Now that the weather is getting cooler here in Upstate NY, I started looking for a new winter riding jacket. I’ve been using a Tour Master Transitions 2 jacket that I bought last fall. Unfortunately, the main zipper broke making it useless for riding. I considered having the zipper replaced but I’ve come to appreciate high quality riding gear and instead, decided to upgrade to a better quality jacket.
On of the things I was looking for was a jacket that was waterproof on the outside rather than relying on a waterproof liner. I would rather not have to stop and put on rain gear every time it looks like its going to rain. Traditional rain gear seems to work well but all too often, I either put rain gear on and never actually run into rain or I wait a little too long and end up stopping while it’s raining to put rain gear on.
Earlier this year, while wearing my Dainese Spedio D-Dry igh-tech jacket and Dainese D-Dry pants, I rode through some heavy rain. What I found was that while the waterproof liner does indeed keep you dry, once the outer shell gets wet, it can get cold. The cold, wet jacket against the waterproof liner can be miserable to ride in even when it’s relatively warm outside. Another downside of waterproof liners is that you need to have them in the jacket/pants when it starts raining. If the liner has been removed for warm weather riding, it’s quite inconvenient to put a liner in on the side of the road. This is especially true for the pants.
So, after this experience I went back to wearing a rain suit over my jacket. The inside liners are fine for keeping wind out and providing some thermal protection, but are far from perfect for real life foul-weather riding.

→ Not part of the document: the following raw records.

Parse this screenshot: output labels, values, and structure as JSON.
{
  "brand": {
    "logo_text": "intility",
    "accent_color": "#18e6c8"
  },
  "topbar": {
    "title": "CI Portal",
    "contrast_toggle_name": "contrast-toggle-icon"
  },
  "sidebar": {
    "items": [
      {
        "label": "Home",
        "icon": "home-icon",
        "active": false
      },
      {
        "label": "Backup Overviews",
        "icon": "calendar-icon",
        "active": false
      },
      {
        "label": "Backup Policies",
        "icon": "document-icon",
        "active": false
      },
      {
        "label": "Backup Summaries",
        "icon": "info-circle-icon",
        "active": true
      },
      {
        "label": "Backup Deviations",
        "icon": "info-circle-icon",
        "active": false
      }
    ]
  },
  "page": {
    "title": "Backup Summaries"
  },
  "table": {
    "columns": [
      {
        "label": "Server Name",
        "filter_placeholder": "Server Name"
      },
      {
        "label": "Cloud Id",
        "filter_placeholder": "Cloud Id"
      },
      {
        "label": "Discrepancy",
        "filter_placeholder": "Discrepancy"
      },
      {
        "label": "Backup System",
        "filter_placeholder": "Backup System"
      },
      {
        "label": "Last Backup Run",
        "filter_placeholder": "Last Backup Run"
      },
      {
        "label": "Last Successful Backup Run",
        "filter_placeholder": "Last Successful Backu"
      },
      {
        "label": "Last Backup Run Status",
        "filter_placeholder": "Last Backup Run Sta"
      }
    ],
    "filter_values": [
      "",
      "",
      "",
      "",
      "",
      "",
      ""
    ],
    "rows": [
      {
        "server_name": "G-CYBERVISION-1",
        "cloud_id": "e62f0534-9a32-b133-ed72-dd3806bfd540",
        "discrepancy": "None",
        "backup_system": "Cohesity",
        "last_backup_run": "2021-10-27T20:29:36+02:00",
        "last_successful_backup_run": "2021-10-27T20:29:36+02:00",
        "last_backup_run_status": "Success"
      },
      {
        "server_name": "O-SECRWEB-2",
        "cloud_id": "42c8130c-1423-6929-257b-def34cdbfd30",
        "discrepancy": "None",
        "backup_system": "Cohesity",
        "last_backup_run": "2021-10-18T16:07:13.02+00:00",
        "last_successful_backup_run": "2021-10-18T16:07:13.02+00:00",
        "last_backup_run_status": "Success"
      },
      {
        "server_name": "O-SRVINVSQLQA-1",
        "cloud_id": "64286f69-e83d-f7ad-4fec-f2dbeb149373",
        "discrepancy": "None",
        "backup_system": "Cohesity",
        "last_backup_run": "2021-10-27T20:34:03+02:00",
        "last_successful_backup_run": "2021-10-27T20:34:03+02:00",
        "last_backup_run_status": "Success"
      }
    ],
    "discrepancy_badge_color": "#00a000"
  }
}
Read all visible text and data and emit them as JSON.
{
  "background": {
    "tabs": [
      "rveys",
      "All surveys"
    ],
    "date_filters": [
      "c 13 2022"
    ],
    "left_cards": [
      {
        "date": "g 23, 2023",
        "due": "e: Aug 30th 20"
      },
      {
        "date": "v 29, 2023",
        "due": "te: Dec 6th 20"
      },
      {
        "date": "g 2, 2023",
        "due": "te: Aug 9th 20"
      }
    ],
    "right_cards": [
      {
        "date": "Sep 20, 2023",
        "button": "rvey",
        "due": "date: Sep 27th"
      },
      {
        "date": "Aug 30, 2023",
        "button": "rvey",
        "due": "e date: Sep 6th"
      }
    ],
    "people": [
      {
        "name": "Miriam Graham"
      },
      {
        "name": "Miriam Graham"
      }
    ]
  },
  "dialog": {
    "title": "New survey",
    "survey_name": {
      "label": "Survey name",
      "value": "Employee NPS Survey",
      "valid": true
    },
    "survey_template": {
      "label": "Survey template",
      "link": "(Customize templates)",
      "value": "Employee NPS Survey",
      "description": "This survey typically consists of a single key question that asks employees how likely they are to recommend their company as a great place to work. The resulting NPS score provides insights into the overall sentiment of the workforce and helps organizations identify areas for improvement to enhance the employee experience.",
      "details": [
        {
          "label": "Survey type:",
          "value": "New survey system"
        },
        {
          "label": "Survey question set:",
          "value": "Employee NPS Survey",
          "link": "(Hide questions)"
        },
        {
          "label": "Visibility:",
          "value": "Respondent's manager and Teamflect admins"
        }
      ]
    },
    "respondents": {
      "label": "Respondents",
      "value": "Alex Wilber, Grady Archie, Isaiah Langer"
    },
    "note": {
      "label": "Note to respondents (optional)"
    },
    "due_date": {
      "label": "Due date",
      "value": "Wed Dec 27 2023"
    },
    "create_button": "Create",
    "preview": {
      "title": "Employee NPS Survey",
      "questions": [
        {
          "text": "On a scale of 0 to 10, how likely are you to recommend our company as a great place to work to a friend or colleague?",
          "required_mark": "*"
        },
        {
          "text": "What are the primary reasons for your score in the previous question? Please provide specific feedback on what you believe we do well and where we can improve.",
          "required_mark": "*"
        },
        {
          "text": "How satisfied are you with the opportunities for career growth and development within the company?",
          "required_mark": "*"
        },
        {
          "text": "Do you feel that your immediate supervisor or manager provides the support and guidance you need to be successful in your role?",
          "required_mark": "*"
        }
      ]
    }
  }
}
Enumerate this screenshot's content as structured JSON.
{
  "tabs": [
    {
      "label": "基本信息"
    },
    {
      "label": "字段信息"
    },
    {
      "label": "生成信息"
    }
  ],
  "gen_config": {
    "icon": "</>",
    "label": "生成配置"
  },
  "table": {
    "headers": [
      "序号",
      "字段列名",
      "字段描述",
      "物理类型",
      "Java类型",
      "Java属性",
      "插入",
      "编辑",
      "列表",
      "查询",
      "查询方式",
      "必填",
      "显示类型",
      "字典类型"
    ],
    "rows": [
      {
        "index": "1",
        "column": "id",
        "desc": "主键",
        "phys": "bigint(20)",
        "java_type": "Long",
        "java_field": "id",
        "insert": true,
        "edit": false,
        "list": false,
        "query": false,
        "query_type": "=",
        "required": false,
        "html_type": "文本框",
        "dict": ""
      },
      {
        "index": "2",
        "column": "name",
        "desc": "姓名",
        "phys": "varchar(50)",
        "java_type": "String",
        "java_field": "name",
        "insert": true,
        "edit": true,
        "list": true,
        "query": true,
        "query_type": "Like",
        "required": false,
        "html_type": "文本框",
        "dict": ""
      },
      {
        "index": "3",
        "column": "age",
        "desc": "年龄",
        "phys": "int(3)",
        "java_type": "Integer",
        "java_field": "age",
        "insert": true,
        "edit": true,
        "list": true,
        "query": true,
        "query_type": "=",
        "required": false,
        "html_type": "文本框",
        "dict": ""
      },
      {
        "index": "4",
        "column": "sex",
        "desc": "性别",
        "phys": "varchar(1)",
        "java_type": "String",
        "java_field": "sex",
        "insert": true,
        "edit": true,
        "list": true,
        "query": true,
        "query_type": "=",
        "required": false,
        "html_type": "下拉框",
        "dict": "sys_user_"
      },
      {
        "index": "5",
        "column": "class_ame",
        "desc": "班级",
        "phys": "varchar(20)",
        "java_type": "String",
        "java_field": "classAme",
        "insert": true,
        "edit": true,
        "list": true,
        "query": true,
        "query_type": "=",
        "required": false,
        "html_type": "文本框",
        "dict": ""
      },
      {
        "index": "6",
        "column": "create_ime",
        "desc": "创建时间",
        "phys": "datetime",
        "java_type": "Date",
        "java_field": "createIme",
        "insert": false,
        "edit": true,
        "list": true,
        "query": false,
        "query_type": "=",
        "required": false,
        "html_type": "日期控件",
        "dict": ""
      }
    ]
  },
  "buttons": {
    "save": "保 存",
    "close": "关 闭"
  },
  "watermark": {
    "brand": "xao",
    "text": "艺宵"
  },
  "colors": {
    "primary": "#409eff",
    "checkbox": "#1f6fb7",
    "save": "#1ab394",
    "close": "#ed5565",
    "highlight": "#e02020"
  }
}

Safety features are also high on my list of priorities. Good abrasion resistance, high quality protective armor, and reflective areas are all important items that I looked for. Thankfully, good safety features seem to be fairly standard for riding gear these days and there are plenty of choices.
The Pro Shell 3 material bonds the GORE-TEX waterproof membrane with Cordura and Armacor fabrics to provide a shell that is both strong and waterproof without the need for a separate waterproof liner.
Rev’It! uses there own high-tech armor called SAS-TEC to provide CE rated protection in the shoulders and elbows. This armor is soft and pliable yet becomes rigid when struck. The back protector included with the jacket is a basic foam pad that didn’t really seem to be all that protective so I removed it and replaced it with a Forcefield back protector out of one of my other jackets. I may end up buying the proper SAS-TEC back protector in the future.
There’s not a lot of airflow through this jacket even with the front vents opened up so I feel that this is going to be more of 3 season jacket that will be used in the spring, fall, and winter. I’m hoping that it will be good up to 80-85 degrees bu I’ll have to wait until next summer to find out.
The removable thermal liner and removable thermal collar do a good job of keeping me warm even without my heated gear. With my heated liner this jacket is very warm. I’m confident that it will be very comfortable when the temperature drops down into the 20’s or 30’s in the next few weeks.
As far as being waterproof, I haven’t spent hours in the rain yet but did get caught in a heavy downpour one morning on the way to work. It was only about 10 minutes in heavy rain but I can say that the jacket kept me warm and dry.
As a top of the line jacket, the Everest GTX jacket is quite expensive. However, I was lucky to get it for 40% off list price during a Revzilla closeout sale. Unfortunately, I could not get a pair of the Everest GTX pants because they were not available in my size so I’ll have to keep looking for a good pair of waterproof riding pants. I’ really quite pleased with this jacket. There’s no doubt that this is a high quality garment. All the seams are well finished, the armor fits nicely, and it’s quite comfortable to wear.